Abstract Title : Plg-RKT has an important role in mouse mammary gland development
Abstract : Plasmin is the major enzyme responsible for degrading fibrin within the circulation. Plasmin is formed when the circulating zymogen, plasminogen (Plg), is cleaved by urokinase-type (uPA) and tissue-type Plg activators. In addition to its role in fibrin degradation, when plasminogen is bound to cells its activation is markedly promoted. Cell associated plasmin plays a key role in processes in which cells must degrade an extracellular matrix in order to migrate. Plasminogen Receptor KT (Plg-RKT) is a recently discovered transmembrane receptor for Plg that promotes Plg activation to plasmin.

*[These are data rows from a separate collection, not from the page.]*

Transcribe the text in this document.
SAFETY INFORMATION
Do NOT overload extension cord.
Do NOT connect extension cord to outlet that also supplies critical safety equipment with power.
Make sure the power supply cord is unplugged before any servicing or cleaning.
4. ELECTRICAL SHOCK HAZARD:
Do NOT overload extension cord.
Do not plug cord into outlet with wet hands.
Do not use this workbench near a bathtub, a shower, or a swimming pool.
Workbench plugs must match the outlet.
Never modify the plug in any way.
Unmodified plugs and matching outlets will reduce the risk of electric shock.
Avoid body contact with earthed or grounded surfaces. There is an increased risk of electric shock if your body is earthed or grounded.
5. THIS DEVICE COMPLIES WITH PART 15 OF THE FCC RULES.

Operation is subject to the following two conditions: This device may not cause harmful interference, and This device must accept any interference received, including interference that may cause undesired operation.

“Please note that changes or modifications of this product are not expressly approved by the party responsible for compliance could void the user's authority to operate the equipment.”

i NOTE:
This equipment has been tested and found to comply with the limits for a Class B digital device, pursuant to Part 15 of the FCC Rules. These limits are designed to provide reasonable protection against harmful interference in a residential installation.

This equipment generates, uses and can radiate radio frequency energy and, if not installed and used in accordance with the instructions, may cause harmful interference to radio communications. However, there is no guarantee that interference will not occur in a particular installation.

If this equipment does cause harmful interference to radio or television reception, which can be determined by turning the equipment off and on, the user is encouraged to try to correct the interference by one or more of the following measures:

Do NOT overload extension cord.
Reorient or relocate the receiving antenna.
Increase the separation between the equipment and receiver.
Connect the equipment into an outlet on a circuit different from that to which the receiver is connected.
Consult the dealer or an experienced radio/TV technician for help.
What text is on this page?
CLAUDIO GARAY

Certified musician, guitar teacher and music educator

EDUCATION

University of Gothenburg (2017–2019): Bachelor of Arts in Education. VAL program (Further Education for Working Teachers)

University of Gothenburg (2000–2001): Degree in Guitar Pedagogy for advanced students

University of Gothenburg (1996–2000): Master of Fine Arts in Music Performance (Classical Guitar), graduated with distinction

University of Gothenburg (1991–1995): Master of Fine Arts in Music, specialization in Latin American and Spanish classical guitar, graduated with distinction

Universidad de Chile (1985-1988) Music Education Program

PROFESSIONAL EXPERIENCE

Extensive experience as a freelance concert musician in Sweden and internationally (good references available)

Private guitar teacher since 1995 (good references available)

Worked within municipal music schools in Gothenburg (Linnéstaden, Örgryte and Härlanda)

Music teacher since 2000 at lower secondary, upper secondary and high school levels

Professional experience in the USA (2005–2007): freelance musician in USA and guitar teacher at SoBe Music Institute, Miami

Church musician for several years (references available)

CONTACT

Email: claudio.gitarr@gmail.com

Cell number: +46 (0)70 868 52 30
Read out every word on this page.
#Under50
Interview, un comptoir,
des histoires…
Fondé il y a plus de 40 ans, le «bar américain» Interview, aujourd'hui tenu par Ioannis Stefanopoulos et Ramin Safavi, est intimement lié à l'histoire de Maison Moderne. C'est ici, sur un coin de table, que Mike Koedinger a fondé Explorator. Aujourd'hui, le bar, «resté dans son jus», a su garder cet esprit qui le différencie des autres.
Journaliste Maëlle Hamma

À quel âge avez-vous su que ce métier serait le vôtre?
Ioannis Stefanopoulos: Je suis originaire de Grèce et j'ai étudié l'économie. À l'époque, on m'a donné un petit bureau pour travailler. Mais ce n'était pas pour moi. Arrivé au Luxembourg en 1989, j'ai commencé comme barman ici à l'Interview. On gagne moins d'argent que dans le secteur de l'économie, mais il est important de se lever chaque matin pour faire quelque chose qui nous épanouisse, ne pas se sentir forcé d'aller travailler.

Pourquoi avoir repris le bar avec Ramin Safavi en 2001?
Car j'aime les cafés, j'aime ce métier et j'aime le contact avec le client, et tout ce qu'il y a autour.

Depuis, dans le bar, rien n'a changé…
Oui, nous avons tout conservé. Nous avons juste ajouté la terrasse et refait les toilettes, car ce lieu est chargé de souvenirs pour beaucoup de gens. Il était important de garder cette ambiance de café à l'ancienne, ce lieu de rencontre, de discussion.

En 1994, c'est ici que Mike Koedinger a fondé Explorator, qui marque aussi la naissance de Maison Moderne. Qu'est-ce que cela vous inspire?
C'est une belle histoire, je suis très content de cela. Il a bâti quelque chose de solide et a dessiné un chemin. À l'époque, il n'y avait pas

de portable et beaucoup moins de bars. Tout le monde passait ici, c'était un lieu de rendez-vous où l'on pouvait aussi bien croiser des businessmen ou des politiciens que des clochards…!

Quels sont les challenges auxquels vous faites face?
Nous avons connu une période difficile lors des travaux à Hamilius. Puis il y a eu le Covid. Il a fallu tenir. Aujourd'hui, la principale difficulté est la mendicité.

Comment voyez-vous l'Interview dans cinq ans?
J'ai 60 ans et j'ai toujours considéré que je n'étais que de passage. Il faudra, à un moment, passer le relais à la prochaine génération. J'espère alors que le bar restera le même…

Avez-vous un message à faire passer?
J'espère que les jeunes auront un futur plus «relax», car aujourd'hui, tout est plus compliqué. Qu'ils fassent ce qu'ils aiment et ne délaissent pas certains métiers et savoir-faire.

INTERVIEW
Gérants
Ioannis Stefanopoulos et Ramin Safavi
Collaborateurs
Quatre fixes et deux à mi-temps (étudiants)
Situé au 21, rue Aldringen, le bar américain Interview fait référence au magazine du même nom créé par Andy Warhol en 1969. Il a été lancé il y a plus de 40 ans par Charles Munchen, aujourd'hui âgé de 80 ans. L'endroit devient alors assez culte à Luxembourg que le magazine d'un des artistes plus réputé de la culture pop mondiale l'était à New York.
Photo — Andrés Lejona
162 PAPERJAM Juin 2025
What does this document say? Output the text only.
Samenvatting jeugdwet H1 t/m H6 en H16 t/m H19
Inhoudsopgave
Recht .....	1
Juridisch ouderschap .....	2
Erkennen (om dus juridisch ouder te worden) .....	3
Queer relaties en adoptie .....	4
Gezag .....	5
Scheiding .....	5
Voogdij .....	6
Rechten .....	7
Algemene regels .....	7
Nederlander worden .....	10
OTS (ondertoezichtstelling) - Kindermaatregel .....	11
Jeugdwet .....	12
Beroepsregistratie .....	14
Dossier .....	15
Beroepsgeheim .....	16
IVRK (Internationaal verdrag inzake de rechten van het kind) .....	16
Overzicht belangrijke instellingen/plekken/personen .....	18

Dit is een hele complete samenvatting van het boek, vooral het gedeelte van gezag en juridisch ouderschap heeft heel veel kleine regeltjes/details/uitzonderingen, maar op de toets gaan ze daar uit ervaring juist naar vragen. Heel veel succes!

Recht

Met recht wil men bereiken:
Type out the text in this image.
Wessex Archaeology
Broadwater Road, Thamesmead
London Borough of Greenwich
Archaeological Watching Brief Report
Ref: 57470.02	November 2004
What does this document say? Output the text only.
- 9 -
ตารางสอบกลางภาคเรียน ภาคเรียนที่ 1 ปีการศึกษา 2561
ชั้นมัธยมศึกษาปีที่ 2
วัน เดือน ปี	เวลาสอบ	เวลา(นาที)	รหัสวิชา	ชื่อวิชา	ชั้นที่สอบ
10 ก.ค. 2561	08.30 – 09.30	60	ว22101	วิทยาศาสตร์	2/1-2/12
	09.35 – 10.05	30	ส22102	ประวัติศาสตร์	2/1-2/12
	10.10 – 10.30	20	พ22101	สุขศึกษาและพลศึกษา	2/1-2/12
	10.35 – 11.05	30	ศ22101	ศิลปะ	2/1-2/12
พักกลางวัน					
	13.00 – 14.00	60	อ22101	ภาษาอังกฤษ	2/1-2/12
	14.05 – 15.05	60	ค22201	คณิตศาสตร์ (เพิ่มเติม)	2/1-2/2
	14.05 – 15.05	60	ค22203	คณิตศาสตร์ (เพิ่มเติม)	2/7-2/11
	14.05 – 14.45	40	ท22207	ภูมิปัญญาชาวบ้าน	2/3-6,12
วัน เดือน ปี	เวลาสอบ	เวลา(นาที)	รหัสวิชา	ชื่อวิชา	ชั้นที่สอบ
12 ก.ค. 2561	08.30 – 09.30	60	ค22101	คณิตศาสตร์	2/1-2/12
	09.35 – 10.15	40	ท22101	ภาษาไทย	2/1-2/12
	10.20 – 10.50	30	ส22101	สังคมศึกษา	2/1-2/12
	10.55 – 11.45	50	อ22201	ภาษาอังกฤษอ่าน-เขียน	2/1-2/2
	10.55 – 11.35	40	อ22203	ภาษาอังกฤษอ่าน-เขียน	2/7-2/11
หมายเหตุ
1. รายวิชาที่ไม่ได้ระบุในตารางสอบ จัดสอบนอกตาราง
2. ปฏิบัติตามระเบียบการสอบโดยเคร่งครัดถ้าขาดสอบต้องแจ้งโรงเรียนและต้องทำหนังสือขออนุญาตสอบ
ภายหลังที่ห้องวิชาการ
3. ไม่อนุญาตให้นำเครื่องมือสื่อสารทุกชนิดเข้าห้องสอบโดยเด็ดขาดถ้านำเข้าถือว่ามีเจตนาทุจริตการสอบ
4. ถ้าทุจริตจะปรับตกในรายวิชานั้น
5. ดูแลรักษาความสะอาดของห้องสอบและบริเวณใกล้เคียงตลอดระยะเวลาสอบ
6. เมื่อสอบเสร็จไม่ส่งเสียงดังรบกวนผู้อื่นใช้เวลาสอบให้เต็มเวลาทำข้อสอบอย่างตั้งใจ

Plasmin remains bound to Plg-RKT on cell surfaces where it is protected from inactivation by plasmin inhibitors. Here we explore the role of Plg-RKT in lactation using Plg-RKT knockout mice because breast development in lactation requires degradation of the extracellular matrix when the epithelial component of the mammary glands proliferates into the fat pad, forming hollow alveoli with secretory epithelial cells surrounded by contractible myoepithelial cells and a basement membrane. Here we show, using histological analysis, that mice deficient in Plg-RKT have reduced alveolar diameter and epithelial content when compared to the Plg-RKT Wild-Type (WT). Furthermore, we show that Plg-RKT-KO/fibrinogen heterozygous mice have reduced alveolar diameter and epithelial content when compared to Plg-RKT-WT/fibrinogen heterozygotes. Thus, the inability to proteolytically remodel the extracellular matrix may present a barrier to lobular/alveolar development during pregnancy.